Content was envisioned to be created by the three presenters, an editorial staff of between 15 and 30 full-time members, as well as attracting "stars, bloggers, writers, and videographers" to create their own content, "delivered across multiple platforms (Facebook, Instagram, Snapchat), while automatically tailoring headlines, images, and layout to individual consumers".

"This is pure digital inclusivity. Some of the world's most endangered tribes — Volvo enthusiasts, for example — will now have a voice as loud as everyone else's."
— James May

=== Funding ===
Initial funding for DriveTribe came from Clarkson, Hammond and May, before DriveTribe raised $5.5m from Breyer Capital via Jim Breyer, one of the first Facebook investors, and Atomico, followed by $6.5m from 21st Century Fox three weeks later and pre-launch, with Fox noting to TechCrunch "We saw the DriveTribe platform and we were blown away by its ingenuity".

== Leadership ==
The company's founders were directors on W Chump and Sons T Shirts & Mugs Limited on companies house. Leadership primarily consisted of Schmitt; previously founded Beamly, PeopleSound and had been executive chair of Invision, who brought on Jonathan Morris as CTO, who was previously CTO of the Financial Times. Schmitt left DriveTribe in mid 2017.

== Commercialisation ==
Pre launch, Ernesto Schmitt, as CEO, noted that automotive as the "biggest advertising category in the world — with $45 billion media spend projected for 2016" provided DriveTribe large opportunity for commercialisation through native advertising and social commerce.

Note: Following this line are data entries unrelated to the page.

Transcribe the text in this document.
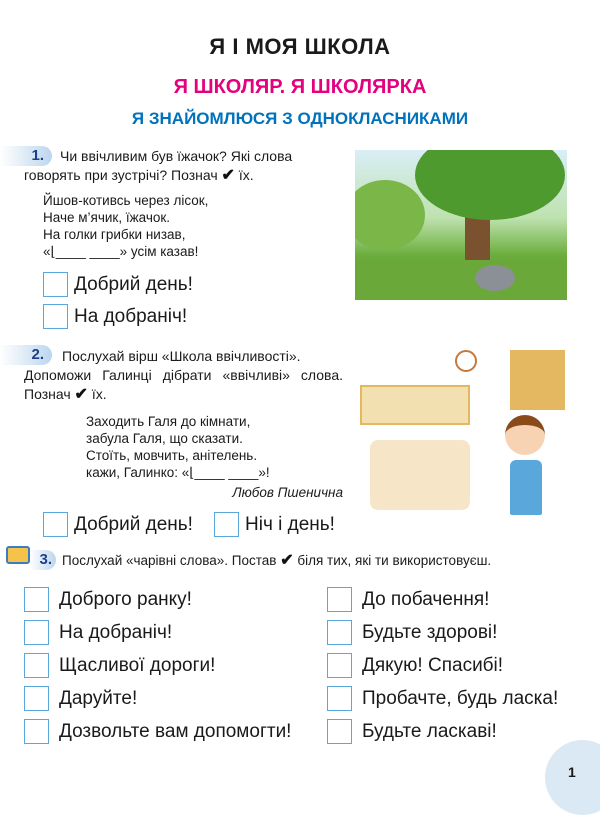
Я І МОЯ ШКОЛА
Я ШКОЛЯР. Я ШКОЛЯРКА
Я ЗНАЙОМЛЮСЯ З ОДНОКЛАСНИКАМИ
1.	Чи ввічливим був їжачок? Які слова
говорять при зустрічі? Познач ✔ їх.
Йшов-котивсь через лісок,
Наче м’ячик, їжачок.
На голки грибки низав,
«⌊____ ____» усім казав!
Добрий день!
На добраніч!
2.	Послухай вірш «Школа ввічливості».
Допоможи Галинці дібрати «ввічливі» слова.
Познач ✔ їх.
Заходить Галя до кімнати,
забула Галя, що сказати.
Стоїть, мовчить, анітелень.
кажи, Галинко: «⌊____ ____»!
Любов Пшенична
Добрий день!	Ніч і день!
3. Послухай «чарівні слова». Постав ✔ біля тих, які ти використовуєш.
Доброго ранку!
На добраніч!
Щасливої дороги!
Даруйте!
Дозвольте вам допомогти!
До побачення!
Будьте здорові!
Дякую! Спасибі!
Пробачте, будь ласка!
Будьте ласкаві!
1
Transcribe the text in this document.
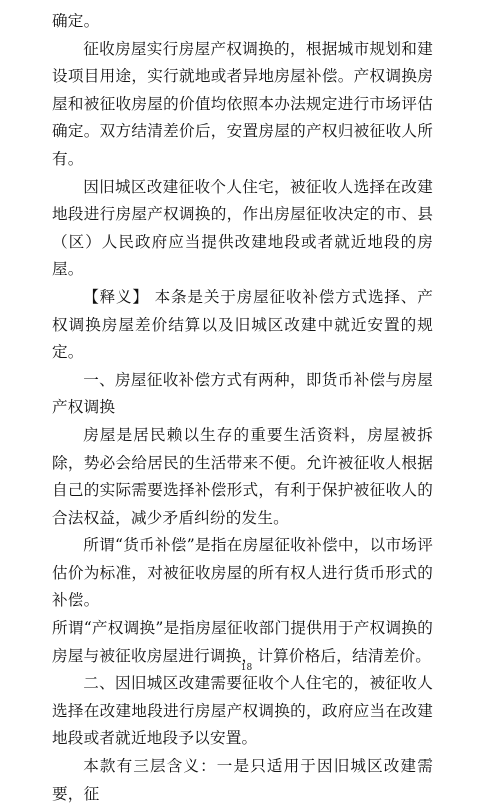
确定。

征收房屋实行房屋产权调换的，根据城市规划和建设项目用途，实行就地或者异地房屋补偿。产权调换房屋和被征收房屋的价值均依照本办法规定进行市场评估确定。双方结清差价后，安置房屋的产权归被征收人所有。

因旧城区改建征收个人住宅，被征收人选择在改建地段进行房屋产权调换的，作出房屋征收决定的市、县（区）人民政府应当提供改建地段或者就近地段的房屋。

【释义】 本条是关于房屋征收补偿方式选择、产权调换房屋差价结算以及旧城区改建中就近安置的规定。

一、房屋征收补偿方式有两种，即货币补偿与房屋产权调换

房屋是居民赖以生存的重要生活资料，房屋被拆除，势必会给居民的生活带来不便。允许被征收人根据自己的实际需要选择补偿形式，有利于保护被征收人的合法权益，减少矛盾纠纷的发生。

所谓“货币补偿”是指在房屋征收补偿中，以市场评估价为标准，对被征收房屋的所有权人进行货币形式的补偿。

所谓“产权调换”是指房屋征收部门提供用于产权调换的房屋与被征收房屋进行调换，计算价格后，结清差价。

二、因旧城区改建需要征收个人住宅的，被征收人选择在改建地段进行房屋产权调换的，政府应当在改建地段或者就近地段予以安置。

本款有三层含义：一是只适用于因旧城区改建需要，征

18
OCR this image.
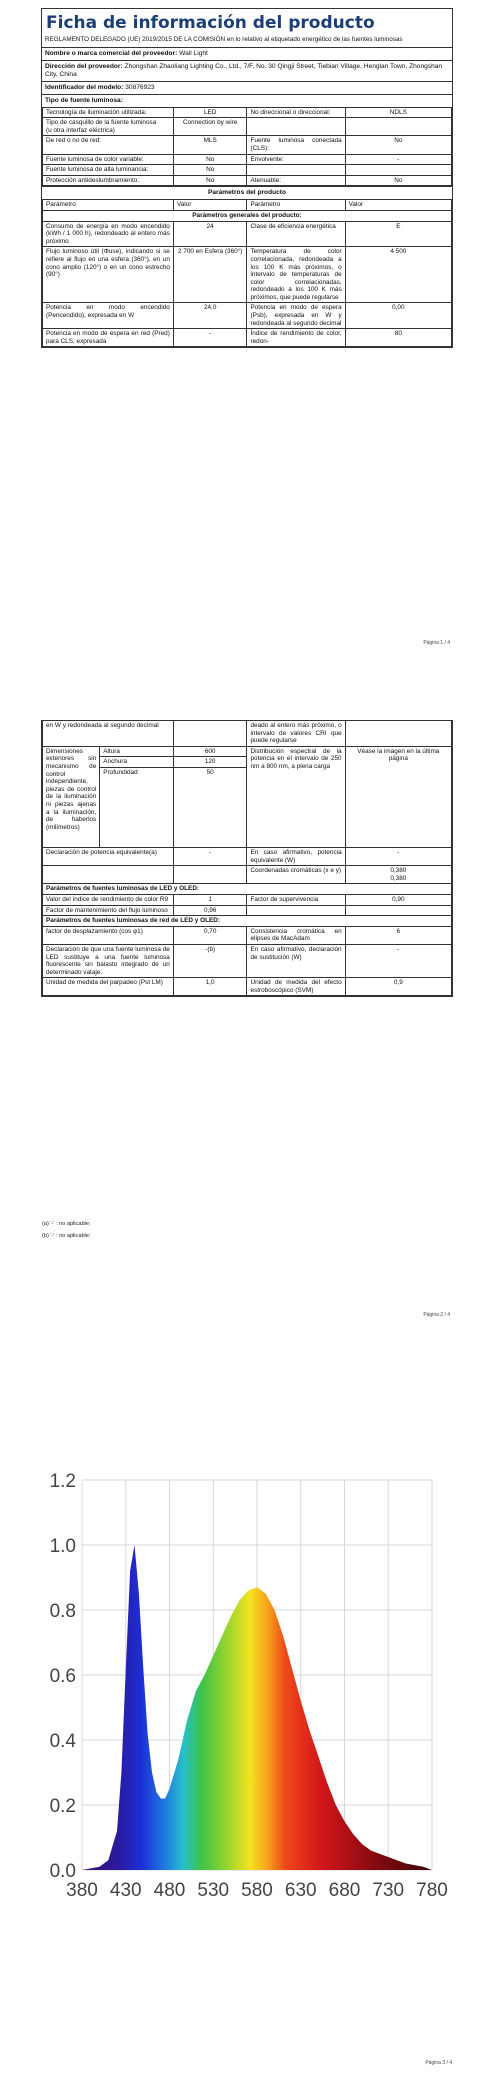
Ficha de información del producto
REGLAMENTO DELEGADO (UE) 2019/2015 DE LA COMISIÓN en lo relativo al etiquetado energético de las fuentes luminosas
Nombre o marca comercial del proveedor: Wall Light
Dirección del proveedor: Zhongshan Zhaoliang Lighting Co., Ltd., 7/F, No. 30 Qingji Street, Tiebian Village, Henglan Town, Zhongshan City, China
Identificador del modelo: 30876923
Tipo de fuente luminosa:
Tecnología de iluminación utilizada:	LED	No direccional o direccional:	NDLS
Tipo de casquillo de la fuente luminosa
(u otra interfaz eléctrica)	Connection by wire		
De red o no de red:	MLS	Fuente luminosa conectada (CLS):	No
Fuente luminosa de color variable:	No	Envolvente:	-
Fuente luminosa de alta luminancia:	No		
Protección antideslumbramiento:	No	Atenuable:	No
Parámetros del producto
Parámetro	Valor	Parámetro	Valor
Parámetros generales del producto:			
Consumo de energía en modo encendido (kWh / 1 000 h), redondeado al entero más próximo	24	Clase de eficiencia energética	E
Flujo luminoso útil (Φuse), indicando si se refiere al flujo en una esfera (360°), en un cono amplio (120°) o en un cono estrecho (90°)	2 700 en Esfera (360°)	Temperatura de color correlacionada, redondeada a los 100 K más próximos, o intervalo de temperaturas de color correlacionadas, redondeado a los 100 K más próximos, que puede regularse	4 500
Potencia en modo encendido (Pencendido), expresada en W	24,0	Potencia en modo de espera (Psb), expresada en W y redondeada al segundo decimal	0,00
Potencia en modo de espera en red (Pred) para CLS, expresada	-	Índice de rendimiento de color, redon-	80
Página 1 / 4
en W y redondeada al segundo decimal			deado al entero más próximo, o intervalo de valores CRI que puede regularse	
Dimensiones exteriores sin mecanismo de control independiente, piezas de control de la iluminación ni piezas ajenas a la iluminación, de haberlos (milímetros)	Altura	600	Distribución espectral de la potencia en el intervalo de 250 nm a 800 nm, a plena carga	Véase la imagen en la última página
	Anchura	120		
	Profundidad	50		
Declaración de potencia equivalente(a)		-	En caso afirmativo, potencia equivalente (W)	-
			Coordenadas cromáticas (x e y)	0,380
0,380
Parámetros de fuentes luminosas de LED y OLED:				
Valor del índice de rendimiento de color R9		1	Factor de supervivencia	0,90
Factor de mantenimiento del flujo luminoso		0,96		
Parámetros de fuentes luminosas de red de LED y OLED:				
factor de desplazamiento (cos φ1)		0,70	Consistencia cromática en elipses de MacAdam	6
Declaración de que una fuente luminosa de LED sustituye a una fuente luminosa fluorescente sin balasto integrado de un determinado vataje.		-(b)	En caso afirmativo, declaración de sustitución (W)	-
Unidad de medida del parpadeo (Pst LM)		1,0	Unidad de medida del efecto estroboscópico (SVM)	0,9
(a) '-' : no aplicable;
(b) '-' : no aplicable;
Página 2 / 4
0.0
0.2
0.4
0.6
0.8
1.0
1.2
380 430 480 530 580 630 680 730 780
Página 3 / 4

In April 2018, DriveTribe announced its first commercial partnership, with German car manufacturer Audi. In June 2018, DriveTribe launched a joint partnership with JOE Media and Renault, a six-figure deal focusing on the launch of the Megane RS. Renault UK marketing director, Adam Wood, said the partnership would look to "engage a broader lifestyle market through original content production, influencer led activation and editorial support."

In November 2018, the DriveTribe CEO, Jonathan Morris, described the four elements of the company's commercial model, which include content creation, distribution, and data insights, the latter of which is made possible because DriveTribe's tech stack is built on Apache Flink.

== Shift to social media ==
On 10 January 2022, DriveTribe announced they would be shutting down the DriveTribe and FoodTribe websites at the end of the month, citing reductions in revenue due to lower marketing budgets across the automotive industry and a global shortage of computer chips caused by the COVID-19 pandemic. Co-founder Richard Hammond stated that they would be keeping the DriveTribe community alive through their established social media and YouTube channel. Jeremy Clarkson and James May would also be making appearances from time to time. The FoodTribe YouTube channel was rebranded as What Next? in June 2022, expanding its scope from food & drink to other non-car related topics.

The car channel is currently hosted by Ben Collins, as well as Richard and Izzy Hammond and was previously hosted by Mike Fernie. In November 2025, Fernie announced his departure from DriveTribe and launched his own car related YouTube channel.